Читаем На отмелях полностью

Старый серанг бесшумно вошел и увидел своего капитана таким, каким он много раз видал его раньше. Лингард сидел под позолоченным снопом молний, по-видимому, все такой же сильный, такой же богатый, такой же знаток по части тайных слов, дающих силу над людьми и стихиями. Малаец уселся на пол неподалеку от Лингарда, прислонился спиной к обшивке из красного дерева и дружелюбно устремил свои наблюдательные старые глаза на лицо белого человека, зажав руки между колен.

— Ты теперь уже все знаешь, Васуб. Неужели в живых не осталось никого, кроме Джафира? Неужели все они погибли?

— Много лет тебе здравствовать, — отвечал Васуб, и Лингард прошептал испуганно:

— Все погибли!

Васуб дважды кивнул головой.

Его надтреснутый голос звучал скорбно.

— Истинно, истинно! Ты остался один, туан, ты остался один!

— Значит, такова была их судьба, — проговорил, наконец, Лингард с деланным спокойствием, — Но рассказал тебе Джафир, как это все произошло? Каким образом ему удалось одному спастись?

— Его господин приказал ему уходить, и он повиновался, — отвечал Васуб, потупив глаза, и тихо, полушепотом стал рассказывать все Лингарду. Лингард нагнулся вперед и, хотя и содрогаясь внутренне при каждом слове, жадно слушал Васуба. Катастрофа свалилась на голову Лингарда неожиданно, как гром с ясного неба. Вчера, рано утром, при первых лучах рассвета, за ним прислали от Белараба. Миссис Треверс сняла руку с его головы и прошептала ему на ухо: «Вставайте, за вами вдут». Он поднялся с земли. Свет был еще слабый, и в воздухе стоял туман. Понемногу он разобрал окружавшие его очертания: деревья, дома, спящих на земле людей. Он не узнавал их. Все было точно во сне. Разве можно было понять, что тут реально и что нет? Он оглядывался, точно ошеломленный. В нем все еще бродило вино забвения, которого он испил. Это она поднесла ему кубок. Он посмотрел на сидевшую на скамейке женщину. Она не двигалась Она несколько часов просидела так, даря ему грезу бесконечного покоя, беспредельного блаженства, без звуков, без движения, без мысли, без радости. Эта греза, дышавшая печалью и любовью, как бы охватывала весь мир и наполняла душу невыразимой удовлетворенностью. Прошли долгие часы, и она не двигалась.
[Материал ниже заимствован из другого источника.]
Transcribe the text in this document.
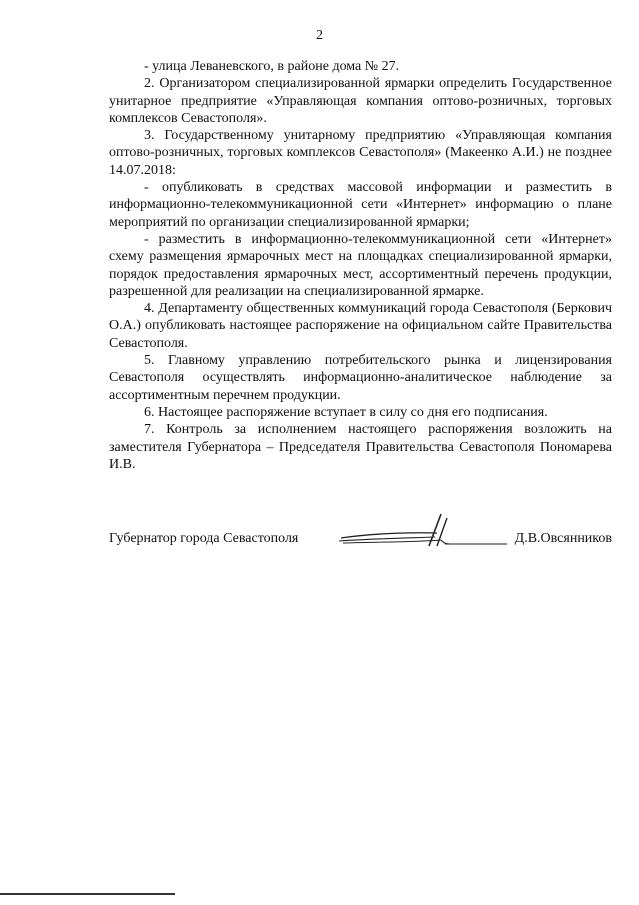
2

- улица Леваневского, в районе дома № 27.

2. Организатором специализированной ярмарки определить Государственное унитарное предприятие «Управляющая компания оптово-розничных, торговых комплексов Севастополя».

3. Государственному унитарному предприятию «Управляющая компания оптово-розничных, торговых комплексов Севастополя» (Макеенко А.И.) не позднее 14.07.2018:

- опубликовать в средствах массовой информации и разместить в информационно-телекоммуникационной сети «Интернет» информацию о плане мероприятий по организации специализированной ярмарки;

- разместить в информационно-телекоммуникационной сети «Интернет» схему размещения ярмарочных мест на площадках специализированной ярмарки, порядок предоставления ярмарочных мест, ассортиментный перечень продукции, разрешенной для реализации на специализированной ярмарке.

4. Департаменту общественных коммуникаций города Севастополя (Беркович О.А.) опубликовать настоящее распоряжение на официальном сайте Правительства Севастополя.

5. Главному управлению потребительского рынка и лицензирования Севастополя осуществлять информационно-аналитическое наблюдение за ассортиментным перечнем продукции.

6. Настоящее распоряжение вступает в силу со дня его подписания.

7. Контроль за исполнением настоящего распоряжения возложить на заместителя Губернатора – Председателя Правительства Севастополя Пономарева И.В.

Губернатор города Севастополя	Д.В.Овсянников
— Вы самая щедрая из женщин, — сказал он. Он нагнулся над ней. Глаза ее были широко открыты, губы холодны. Он не удивился. Он встал и остался стоять около нее. Жара сжигает человека, но миссис Треверс, с ее холодными губами, казалась ему неразрушимой, бессмертной.

Он опять нагнулся, но на этот раз поцеловал только кайму ее шарфа. Потом он отвернулся и увидел трех человек, которые, обогнув хижину с пленниками, мерными шагами подходили к нему. Его звали в залу совета. Белараб проснулся.

Посланцы выразили удовольствие, что белый человек тоже проснулся, ибо Белараб желал сообщить ему известия величайшей важности.

Лингарду казалось, что он все время бодрствовал; он только не был уверен, жил ли он. Он не сомневался в своем существовании; но это глубокое безразличие, это странное презрение к видимому миру, это отвращение к словам, это неверие в важность людей и вещей — можно ли назвать это жизнью? Он старался найти свое прежнее «я», «я», которое действовало, говорило, слушало. Но это было слишком трудно. Его соблазнили изведать существование несравненно высшее, чем простое сознание жизни; существование, которое было так полно противоречий, радости, страха, восторга и отчаяния, что его нельзя было выносить, и от которого в то же время нельзя было уклониться. В этом существовании не было мира. Но зачем нужен мир? Лучше сдаться и с ослабевшим телом, с жутким спокойствием отдаться на волю этой огромной волны, утонуть в божественной пустоте мысли. Если это можно назвать существованием, то он существует. И он знает, что и эта вот женщина живет в той же волне, живет без слова, без движения, без тепла. Неразрушимая и, может быть, бессмертная!

VII

С возвышенным равнодушием человека, заглянувшего в открытые врата рая и уже равнодушного к жизни, Лингард последовал за посланцами Белараба. Просыпающаяся ограда оглашалась тихими голосами. Люди поднимались с земли, зажигались костры, между зданиями проходили в тумане закутанные фигуры. Сквозь циновки бамбуковой хижины доносился слабый плач ребенка. Начиналась повседневная жизнь; но в большой Зале Совета несколько восковых свечей и пара дешевых европейских ламп еще боролись с рассветом, а врывавшийся в комнату туман окружал их пламя красноватым сиянием.